Market proponents are bitterly disappointed over the mayor’s move to put this project on hold. They have every reason to be. They’ve worked hard to make an awkward site work, they’ve developed detailed plans and they’ve gotten commitments for the private fundraising goals the city required. If I were them I wouldn’t want to see all that good work go for naught either.
But the mayor has to be realistic. She’s confronting a massive $25 million budget shortfall for next year and nobody can predict how long the pandemic will last or for how many years the budget damage will reverberate. And there is also no predicting how all this will impact consumer behavior long term.
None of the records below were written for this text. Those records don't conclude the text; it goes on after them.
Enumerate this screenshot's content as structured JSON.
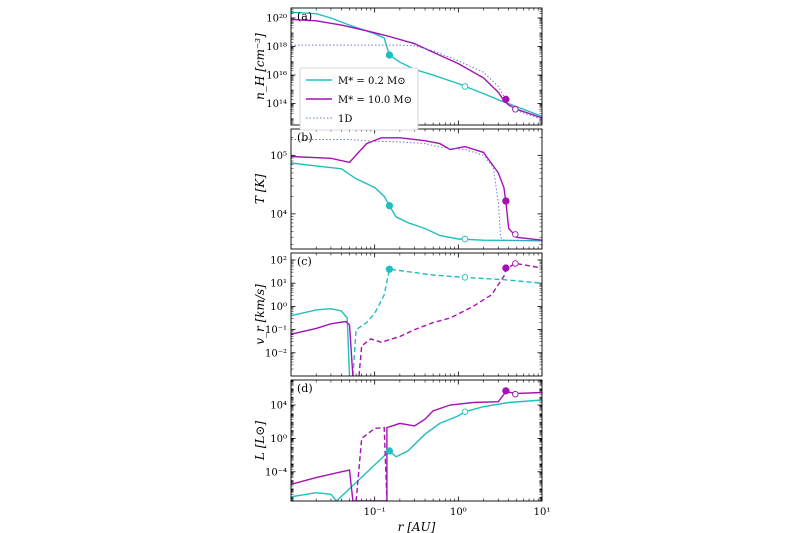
{
  "colors": {
    "low": "#1fbfbf",
    "high": "#a611b5",
    "oned": "#6a7bd1",
    "axis": "#000000"
  },
  "legend": {
    "entries": [
      {
        "label": "M* = 0.2 M⊙",
        "color": "#1fbfbf",
        "style": "solid"
      },
      {
        "label": "M* = 10.0 M⊙",
        "color": "#a611b5",
        "style": "solid"
      },
      {
        "label": "1D",
        "color": "#6a7bd1",
        "style": "dotted"
      }
    ]
  },
  "chart_data": {
    "type": "line",
    "xlabel": "r [AU]",
    "xscale": "log",
    "xlim": [
      0.01,
      10
    ],
    "xticks": [
      "10⁻¹",
      "10⁰",
      "10¹"
    ],
    "panels": [
      {
        "id": "a",
        "label": "(a)",
        "ylabel": "n_H [cm⁻³]",
        "yscale": "log",
        "ylim_log10": [
          12.5,
          20.7
        ],
        "yticks": [
          "10¹⁴",
          "10¹⁶",
          "10¹⁸",
          "10²⁰"
        ],
        "ytick_exp": [
          14,
          16,
          18,
          20
        ],
        "series": [
          {
            "name": "M* = 0.2 M⊙",
            "color": "low",
            "style": "solid",
            "points": [
              [
                0.01,
                20.4
              ],
              [
                0.02,
                20.3
              ],
              [
                0.03,
                20.0
              ],
              [
                0.05,
                19.5
              ],
              [
                0.1,
                18.9
              ],
              [
                0.13,
                18.6
              ],
              [
                0.15,
                17.4
              ],
              [
                0.2,
                16.9
              ],
              [
                0.3,
                16.4
              ],
              [
                0.5,
                16.0
              ],
              [
                1.0,
                15.4
              ],
              [
                2.0,
                14.7
              ],
              [
                3.2,
                14.2
              ],
              [
                4.0,
                14.0
              ],
              [
                10.0,
                13.1
              ]
            ]
          },
          {
            "name": "M* = 10.0 M⊙",
            "color": "high",
            "style": "solid",
            "points": [
              [
                0.01,
                19.9
              ],
              [
                0.02,
                19.8
              ],
              [
                0.04,
                19.5
              ],
              [
                0.08,
                19.1
              ],
              [
                0.15,
                18.7
              ],
              [
                0.3,
                18.2
              ],
              [
                0.5,
                17.6
              ],
              [
                1.0,
                16.8
              ],
              [
                2.0,
                15.8
              ],
              [
                3.0,
                14.8
              ],
              [
                3.5,
                14.2
              ],
              [
                4.0,
                13.9
              ],
              [
                5.0,
                13.6
              ],
              [
                10.0,
                13.0
              ]
            ]
          },
          {
            "name": "1D",
            "color": "oned",
            "style": "dotted",
            "points": [
              [
                0.01,
                18.1
              ],
              [
                0.1,
                18.1
              ],
              [
                0.2,
                18.1
              ],
              [
                0.3,
                18.05
              ],
              [
                0.5,
                17.7
              ],
              [
                1.0,
                17.0
              ],
              [
                2.0,
                16.2
              ],
              [
                3.0,
                15.2
              ],
              [
                3.5,
                14.5
              ],
              [
                4.0,
                14.0
              ],
              [
                5.0,
                13.5
              ],
              [
                10.0,
                12.9
              ]
            ]
          }
        ],
        "markers": [
          {
            "x": 0.15,
            "y": 17.4,
            "color": "low",
            "filled": true
          },
          {
            "x": 1.2,
            "y": 15.2,
            "color": "low",
            "filled": false
          },
          {
            "x": 3.7,
            "y": 14.3,
            "color": "high",
            "filled": true
          },
          {
            "x": 4.8,
            "y": 13.6,
            "color": "high",
            "filled": false
          }
        ]
      },
      {
        "id": "b",
        "label": "(b)",
        "ylabel": "T [K]",
        "yscale": "log",
        "ylim_log10": [
          3.4,
          5.45
        ],
        "yticks": [
          "10⁴",
          "10⁵"
        ],
        "ytick_exp": [
          4,
          5
        ],
        "series": [
          {
            "name": "M* = 0.2 M⊙",
            "color": "low",
            "style": "solid",
            "points": [
              [
                0.01,
                4.87
              ],
              [
                0.02,
                4.82
              ],
              [
                0.04,
                4.77
              ],
              [
                0.06,
                4.6
              ],
              [
                0.1,
                4.45
              ],
              [
                0.13,
                4.3
              ],
              [
                0.15,
                4.14
              ],
              [
                0.18,
                3.95
              ],
              [
                0.25,
                3.85
              ],
              [
                0.4,
                3.75
              ],
              [
                0.6,
                3.63
              ],
              [
                1.0,
                3.57
              ],
              [
                2.0,
                3.55
              ],
              [
                10.0,
                3.54
              ]
            ]
          },
          {
            "name": "M* = 10.0 M⊙",
            "color": "high",
            "style": "solid",
            "points": [
              [
                0.01,
                4.98
              ],
              [
                0.03,
                4.95
              ],
              [
                0.05,
                4.88
              ],
              [
                0.08,
                5.2
              ],
              [
                0.12,
                5.3
              ],
              [
                0.2,
                5.3
              ],
              [
                0.4,
                5.25
              ],
              [
                0.6,
                5.2
              ],
              [
                0.8,
                5.1
              ],
              [
                1.2,
                5.15
              ],
              [
                2.0,
                5.05
              ],
              [
                3.0,
                4.7
              ],
              [
                3.5,
                4.45
              ],
              [
                3.7,
                4.2
              ],
              [
                4.0,
                3.75
              ],
              [
                5.0,
                3.6
              ],
              [
                10.0,
                3.55
              ]
            ]
          },
          {
            "name": "1D",
            "color": "oned",
            "style": "dotted",
            "points": [
              [
                0.01,
                5.27
              ],
              [
                0.05,
                5.27
              ],
              [
                0.1,
                5.24
              ],
              [
                0.2,
                5.23
              ],
              [
                0.4,
                5.2
              ],
              [
                0.6,
                5.14
              ],
              [
                0.8,
                5.12
              ],
              [
                1.2,
                5.1
              ],
              [
                2.0,
                5.0
              ],
              [
                2.6,
                4.8
              ],
              [
                3.0,
                4.2
              ],
              [
                3.2,
                3.6
              ],
              [
                3.5,
                3.55
              ],
              [
                10.0,
                3.54
              ]
            ]
          }
        ],
        "markers": [
          {
            "x": 0.15,
            "y": 4.14,
            "color": "low",
            "filled": true
          },
          {
            "x": 1.2,
            "y": 3.57,
            "color": "low",
            "filled": false
          },
          {
            "x": 3.7,
            "y": 4.22,
            "color": "high",
            "filled": true
          },
          {
            "x": 4.8,
            "y": 3.65,
            "color": "high",
            "filled": false
          }
        ]
      },
      {
        "id": "c",
        "label": "(c)",
        "ylabel": "v_r [km/s]",
        "yscale": "log",
        "ylim_log10": [
          -3.0,
          2.3
        ],
        "yticks": [
          "10⁻²",
          "10⁻¹",
          "10⁰",
          "10¹",
          "10²"
        ],
        "ytick_exp": [
          -2,
          -1,
          0,
          1,
          2
        ],
        "series": [
          {
            "name": "M* = 0.2 M⊙ (v<0)",
            "color": "low",
            "style": "solid",
            "points": [
              [
                0.01,
                -0.4
              ],
              [
                0.02,
                -0.15
              ],
              [
                0.03,
                -0.1
              ],
              [
                0.04,
                -0.2
              ],
              [
                0.047,
                -0.5
              ],
              [
                0.05,
                -3.0
              ]
            ]
          },
          {
            "name": "M* = 0.2 M⊙ (v>0)",
            "color": "low",
            "style": "dashed",
            "points": [
              [
                0.055,
                -3.0
              ],
              [
                0.06,
                -1.0
              ],
              [
                0.08,
                -0.7
              ],
              [
                0.1,
                -0.3
              ],
              [
                0.13,
                0.5
              ],
              [
                0.15,
                1.6
              ],
              [
                0.5,
                1.35
              ],
              [
                1.2,
                1.25
              ],
              [
                3.5,
                1.15
              ],
              [
                10.0,
                1.0
              ]
            ]
          },
          {
            "name": "M* = 10.0 M⊙ (v<0)",
            "color": "high",
            "style": "solid",
            "points": [
              [
                0.01,
                -1.2
              ],
              [
                0.02,
                -0.95
              ],
              [
                0.03,
                -0.75
              ],
              [
                0.045,
                -0.65
              ],
              [
                0.05,
                -0.8
              ],
              [
                0.055,
                -3.0
              ]
            ]
          },
          {
            "name": "M* = 10.0 M⊙ (v>0)",
            "color": "high",
            "style": "dashed",
            "points": [
              [
                0.065,
                -3.0
              ],
              [
                0.07,
                -1.7
              ],
              [
                0.09,
                -1.4
              ],
              [
                0.12,
                -1.55
              ],
              [
                0.2,
                -1.3
              ],
              [
                0.3,
                -1.0
              ],
              [
                0.5,
                -0.7
              ],
              [
                0.8,
                -0.5
              ],
              [
                1.5,
                0.0
              ],
              [
                2.5,
                0.5
              ],
              [
                3.5,
                1.3
              ],
              [
                3.7,
                1.6
              ],
              [
                4.8,
                1.85
              ],
              [
                10.0,
                1.65
              ]
            ]
          }
        ],
        "markers": [
          {
            "x": 0.15,
            "y": 1.6,
            "color": "low",
            "filled": true
          },
          {
            "x": 1.2,
            "y": 1.25,
            "color": "low",
            "filled": false
          },
          {
            "x": 3.7,
            "y": 1.65,
            "color": "high",
            "filled": true
          },
          {
            "x": 4.8,
            "y": 1.85,
            "color": "high",
            "filled": false
          }
        ]
      },
      {
        "id": "d",
        "label": "(d)",
        "ylabel": "L [L⊙]",
        "yscale": "log",
        "ylim_log10": [
          -7.5,
          7.0
        ],
        "yticks": [
          "10⁻⁴",
          "10⁰",
          "10⁴"
        ],
        "ytick_exp": [
          -4,
          0,
          4
        ],
        "series": [
          {
            "name": "M* = 0.2 M⊙",
            "color": "low",
            "style": "solid",
            "points": [
              [
                0.01,
                -7.0
              ],
              [
                0.02,
                -6.5
              ],
              [
                0.03,
                -6.7
              ],
              [
                0.035,
                -7.5
              ],
              [
                0.15,
                -1.5
              ],
              [
                0.18,
                -2.2
              ],
              [
                0.25,
                -1.5
              ],
              [
                0.4,
                0.5
              ],
              [
                0.6,
                1.8
              ],
              [
                1.0,
                2.7
              ],
              [
                1.2,
                3.2
              ],
              [
                2.0,
                3.8
              ],
              [
                4.0,
                4.3
              ],
              [
                10.0,
                4.6
              ]
            ]
          },
          {
            "name": "M* = 10.0 M⊙",
            "color": "high",
            "style": "solid",
            "points": [
              [
                0.01,
                -5.5
              ],
              [
                0.02,
                -4.7
              ],
              [
                0.04,
                -4.0
              ],
              [
                0.05,
                -3.8
              ],
              [
                0.055,
                -7.5
              ],
              [
                0.14,
                -7.5
              ],
              [
                0.14,
                1.3
              ],
              [
                0.2,
                1.8
              ],
              [
                0.3,
                1.5
              ],
              [
                0.4,
                2.3
              ],
              [
                0.5,
                3.3
              ],
              [
                0.8,
                4.0
              ],
              [
                1.5,
                4.3
              ],
              [
                3.0,
                4.4
              ],
              [
                3.7,
                5.6
              ],
              [
                5.0,
                5.4
              ],
              [
                10.0,
                5.5
              ]
            ]
          },
          {
            "name": "M* = 10.0 M⊙ (dashed)",
            "color": "high",
            "style": "dashed",
            "points": [
              [
                0.06,
                -7.5
              ],
              [
                0.07,
                0.0
              ],
              [
                0.1,
                1.2
              ],
              [
                0.13,
                1.3
              ],
              [
                0.14,
                -7.5
              ]
            ]
          }
        ],
        "markers": [
          {
            "x": 0.15,
            "y": -1.5,
            "color": "low",
            "filled": true
          },
          {
            "x": 1.2,
            "y": 3.2,
            "color": "low",
            "filled": false
          },
          {
            "x": 3.7,
            "y": 5.7,
            "color": "high",
            "filled": true
          },
          {
            "x": 4.8,
            "y": 5.3,
            "color": "high",
            "filled": false
          }
        ]
      }
    ]
  }
}
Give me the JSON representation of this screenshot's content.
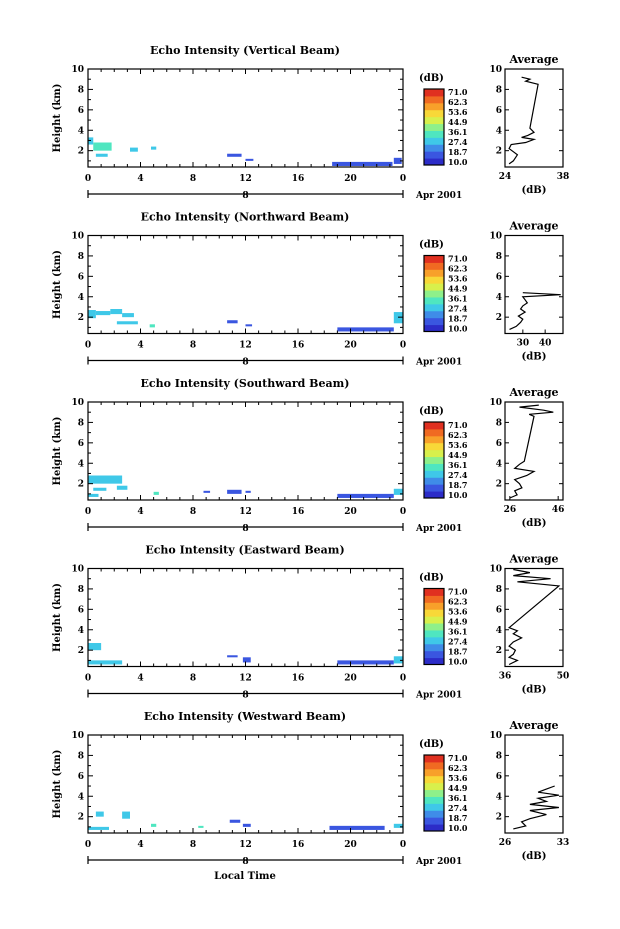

All the assumptions on which the market is based are now subject to second guessing.
So, while it’s true that the current plans for the market call for no city subsidy beyond tax incremental financing (which, in theory, the market itself would pay back through higher property values surrounding it — an indication, by the way, that the market actually counts on gentrification), Rhodes-Conway’s concern that the city might end up subsidizing its operating costs are more than valid.
It’s also important that the mayor set the right tone. At a time when the city is struggling even to provide basic services, do we really want to send the signal that we’re going to keep pursuing what the mayor calls “a shiny object”?
Next to the people who worked hard to make this specific concept work, I was as invested in it and I believe in its value as much as anyone in the city. But the mayor’s right. The responsible thing to do is to put the project on hold.